Anti-nuclear groups have sounded the alarm about thousands of 55-gallon drums containing low-grade nuclear waste -- gloves, tools, even paper notes and other contaminated items -- about two miles from the fire.

Lab officials said it was highly unlikely the blaze would reach the drums, and that the steel containers can in any case withstand flames and will be sprayed with fire-resistant foam if necessary.

Meanwhile, the economic impact of shutting down the town was already weighing on the minds of Los Alamos officials and business owners.

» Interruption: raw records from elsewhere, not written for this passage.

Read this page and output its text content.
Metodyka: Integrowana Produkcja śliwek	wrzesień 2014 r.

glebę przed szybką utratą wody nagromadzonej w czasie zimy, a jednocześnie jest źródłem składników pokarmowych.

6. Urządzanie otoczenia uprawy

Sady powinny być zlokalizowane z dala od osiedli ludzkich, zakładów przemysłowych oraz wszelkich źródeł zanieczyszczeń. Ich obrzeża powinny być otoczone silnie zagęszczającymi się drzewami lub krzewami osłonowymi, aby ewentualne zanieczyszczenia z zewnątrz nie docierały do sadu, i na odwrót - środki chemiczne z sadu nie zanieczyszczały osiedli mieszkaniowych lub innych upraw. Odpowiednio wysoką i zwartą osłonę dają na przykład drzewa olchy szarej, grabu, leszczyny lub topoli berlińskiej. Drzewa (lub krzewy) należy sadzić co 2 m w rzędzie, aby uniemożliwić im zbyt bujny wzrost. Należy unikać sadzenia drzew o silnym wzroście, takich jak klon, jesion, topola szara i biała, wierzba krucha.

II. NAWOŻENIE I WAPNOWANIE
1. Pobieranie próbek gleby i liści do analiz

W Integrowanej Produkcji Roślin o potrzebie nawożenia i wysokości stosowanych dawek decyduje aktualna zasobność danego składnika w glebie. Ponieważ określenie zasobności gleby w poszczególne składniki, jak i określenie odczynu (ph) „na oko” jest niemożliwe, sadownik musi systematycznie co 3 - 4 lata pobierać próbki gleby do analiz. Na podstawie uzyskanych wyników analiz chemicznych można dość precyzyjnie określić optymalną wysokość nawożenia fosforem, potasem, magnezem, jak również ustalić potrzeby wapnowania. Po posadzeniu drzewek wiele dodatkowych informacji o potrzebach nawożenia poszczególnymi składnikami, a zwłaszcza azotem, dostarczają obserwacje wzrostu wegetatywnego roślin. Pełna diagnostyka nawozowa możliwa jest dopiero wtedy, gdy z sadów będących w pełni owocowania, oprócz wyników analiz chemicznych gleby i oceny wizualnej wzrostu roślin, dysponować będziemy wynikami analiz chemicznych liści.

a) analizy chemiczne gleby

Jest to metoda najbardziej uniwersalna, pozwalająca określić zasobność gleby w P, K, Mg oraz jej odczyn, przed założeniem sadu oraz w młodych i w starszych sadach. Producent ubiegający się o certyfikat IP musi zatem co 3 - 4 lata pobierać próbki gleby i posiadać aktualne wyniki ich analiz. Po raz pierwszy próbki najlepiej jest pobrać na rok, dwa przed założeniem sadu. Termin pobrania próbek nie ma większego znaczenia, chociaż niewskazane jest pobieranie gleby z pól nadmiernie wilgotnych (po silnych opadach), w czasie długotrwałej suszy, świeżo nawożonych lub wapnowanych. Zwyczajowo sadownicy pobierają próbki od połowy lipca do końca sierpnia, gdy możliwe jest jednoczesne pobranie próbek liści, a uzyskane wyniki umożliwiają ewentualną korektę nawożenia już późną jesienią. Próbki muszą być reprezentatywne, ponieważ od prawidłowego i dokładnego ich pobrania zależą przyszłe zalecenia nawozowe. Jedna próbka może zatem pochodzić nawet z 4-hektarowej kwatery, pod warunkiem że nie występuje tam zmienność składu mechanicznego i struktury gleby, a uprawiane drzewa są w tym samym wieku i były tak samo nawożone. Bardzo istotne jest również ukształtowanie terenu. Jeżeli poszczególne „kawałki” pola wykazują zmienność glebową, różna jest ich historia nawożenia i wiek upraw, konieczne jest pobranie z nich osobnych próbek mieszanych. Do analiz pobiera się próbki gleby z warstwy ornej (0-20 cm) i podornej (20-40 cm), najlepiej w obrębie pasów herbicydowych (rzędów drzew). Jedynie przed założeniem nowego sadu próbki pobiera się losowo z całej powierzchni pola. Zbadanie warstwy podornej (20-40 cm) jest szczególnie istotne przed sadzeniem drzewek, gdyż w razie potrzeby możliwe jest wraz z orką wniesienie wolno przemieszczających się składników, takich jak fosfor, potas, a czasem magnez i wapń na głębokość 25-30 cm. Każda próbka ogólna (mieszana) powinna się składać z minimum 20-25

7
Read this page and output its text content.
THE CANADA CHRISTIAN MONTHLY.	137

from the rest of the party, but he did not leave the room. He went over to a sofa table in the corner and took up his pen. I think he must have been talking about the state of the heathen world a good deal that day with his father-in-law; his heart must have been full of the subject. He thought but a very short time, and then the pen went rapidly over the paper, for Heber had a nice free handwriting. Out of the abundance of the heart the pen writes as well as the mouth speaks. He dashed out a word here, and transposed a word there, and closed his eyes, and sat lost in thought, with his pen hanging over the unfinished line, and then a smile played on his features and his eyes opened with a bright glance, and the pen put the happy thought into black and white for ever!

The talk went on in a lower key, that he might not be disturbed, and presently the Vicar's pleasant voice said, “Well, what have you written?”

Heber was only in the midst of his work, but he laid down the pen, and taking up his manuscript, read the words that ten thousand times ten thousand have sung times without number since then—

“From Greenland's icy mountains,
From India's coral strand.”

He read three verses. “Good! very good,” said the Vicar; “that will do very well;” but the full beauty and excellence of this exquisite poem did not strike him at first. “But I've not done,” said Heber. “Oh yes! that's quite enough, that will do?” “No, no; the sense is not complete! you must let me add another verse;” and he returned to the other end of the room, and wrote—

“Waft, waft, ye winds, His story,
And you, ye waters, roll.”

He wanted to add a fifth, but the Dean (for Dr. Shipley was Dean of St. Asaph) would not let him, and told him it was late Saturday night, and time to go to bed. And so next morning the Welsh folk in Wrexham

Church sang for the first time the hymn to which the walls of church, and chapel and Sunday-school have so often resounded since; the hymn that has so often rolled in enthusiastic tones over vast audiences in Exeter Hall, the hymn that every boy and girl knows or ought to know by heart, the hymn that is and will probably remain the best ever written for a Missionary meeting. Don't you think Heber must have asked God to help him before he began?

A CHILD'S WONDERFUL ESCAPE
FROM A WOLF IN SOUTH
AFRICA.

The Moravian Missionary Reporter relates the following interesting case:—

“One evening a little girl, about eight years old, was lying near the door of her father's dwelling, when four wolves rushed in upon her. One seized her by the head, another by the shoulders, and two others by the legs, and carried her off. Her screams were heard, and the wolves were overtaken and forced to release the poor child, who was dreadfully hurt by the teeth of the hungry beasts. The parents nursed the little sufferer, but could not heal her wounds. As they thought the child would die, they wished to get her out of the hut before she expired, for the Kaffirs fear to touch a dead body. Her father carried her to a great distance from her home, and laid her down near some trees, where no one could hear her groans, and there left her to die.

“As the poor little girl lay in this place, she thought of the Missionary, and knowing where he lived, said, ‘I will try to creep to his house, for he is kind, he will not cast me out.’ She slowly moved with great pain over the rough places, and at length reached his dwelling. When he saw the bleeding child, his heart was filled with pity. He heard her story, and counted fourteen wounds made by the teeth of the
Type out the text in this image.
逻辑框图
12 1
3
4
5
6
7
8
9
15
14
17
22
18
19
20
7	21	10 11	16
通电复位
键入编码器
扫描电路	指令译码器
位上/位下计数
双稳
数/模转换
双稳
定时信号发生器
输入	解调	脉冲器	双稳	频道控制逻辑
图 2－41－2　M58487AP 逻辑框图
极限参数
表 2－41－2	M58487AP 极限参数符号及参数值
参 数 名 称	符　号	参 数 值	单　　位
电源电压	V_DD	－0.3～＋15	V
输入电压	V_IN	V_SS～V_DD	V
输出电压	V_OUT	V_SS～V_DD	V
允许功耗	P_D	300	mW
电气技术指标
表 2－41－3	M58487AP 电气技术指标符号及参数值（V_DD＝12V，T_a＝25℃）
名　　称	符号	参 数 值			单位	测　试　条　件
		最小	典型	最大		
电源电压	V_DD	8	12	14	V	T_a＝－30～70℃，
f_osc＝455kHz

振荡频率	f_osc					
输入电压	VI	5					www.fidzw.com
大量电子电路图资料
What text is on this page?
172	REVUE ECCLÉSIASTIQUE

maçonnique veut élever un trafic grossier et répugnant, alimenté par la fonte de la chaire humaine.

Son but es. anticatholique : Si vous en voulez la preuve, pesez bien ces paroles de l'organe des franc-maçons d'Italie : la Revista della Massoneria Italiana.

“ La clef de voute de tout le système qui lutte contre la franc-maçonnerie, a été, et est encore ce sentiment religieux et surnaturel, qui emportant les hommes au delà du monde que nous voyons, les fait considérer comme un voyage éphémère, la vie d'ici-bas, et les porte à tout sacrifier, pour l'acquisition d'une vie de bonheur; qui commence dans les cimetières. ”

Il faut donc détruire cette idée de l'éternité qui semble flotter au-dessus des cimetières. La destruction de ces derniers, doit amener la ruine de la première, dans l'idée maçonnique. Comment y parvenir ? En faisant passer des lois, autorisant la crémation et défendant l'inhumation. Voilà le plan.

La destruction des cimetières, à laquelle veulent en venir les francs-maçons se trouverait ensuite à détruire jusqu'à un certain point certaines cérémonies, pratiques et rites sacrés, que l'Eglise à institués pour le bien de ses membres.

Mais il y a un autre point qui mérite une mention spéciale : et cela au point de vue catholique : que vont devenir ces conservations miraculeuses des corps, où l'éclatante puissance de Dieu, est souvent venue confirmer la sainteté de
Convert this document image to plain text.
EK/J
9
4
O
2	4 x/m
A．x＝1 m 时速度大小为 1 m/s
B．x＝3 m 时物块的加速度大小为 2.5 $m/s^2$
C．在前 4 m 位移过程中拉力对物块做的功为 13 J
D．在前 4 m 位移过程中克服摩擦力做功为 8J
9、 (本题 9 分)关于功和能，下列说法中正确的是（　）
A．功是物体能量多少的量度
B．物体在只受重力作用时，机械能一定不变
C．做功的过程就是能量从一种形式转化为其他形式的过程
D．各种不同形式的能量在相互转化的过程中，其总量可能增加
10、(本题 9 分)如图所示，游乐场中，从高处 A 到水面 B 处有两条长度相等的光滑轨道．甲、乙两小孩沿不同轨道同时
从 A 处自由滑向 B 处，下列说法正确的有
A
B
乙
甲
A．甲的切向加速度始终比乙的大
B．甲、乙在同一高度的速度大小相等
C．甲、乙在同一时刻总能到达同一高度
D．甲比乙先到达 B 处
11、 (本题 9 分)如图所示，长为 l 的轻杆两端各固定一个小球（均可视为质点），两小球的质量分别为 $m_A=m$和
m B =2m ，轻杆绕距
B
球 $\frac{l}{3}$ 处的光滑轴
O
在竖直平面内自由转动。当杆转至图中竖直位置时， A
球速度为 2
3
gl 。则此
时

The lab's employees account for up to 90 percent of the town's commerce, said Kevin Holsapple, executive director of the Los Alamos Chamber of Commerce, as well as the local economic development group.

Holsapple did not have an estimate on what the impact would be from the latest fire.

Following a major wildfire in May 2000, the federal government paid out tens of millions to hundreds of businesses to compensate for financial and property loss. Congress approved the payments because the fire was started as a controlled burn on federal land, and got out of control.

"Lightning is not supposed to strike twice in one place," Holsapple said of the latest town evacuation. "Their preparation in general is better that you would find because of people's experience with this kind of thing."

This time around, that federal government help isn't available.

Gov. Susana Martinez said the state is helping by delaying collection of sales taxes from business affected by the fire.

Other measures being offered to Los Alamos businesses by Holsapple's groups include making interest payments for business loans, as well as support to help business restart.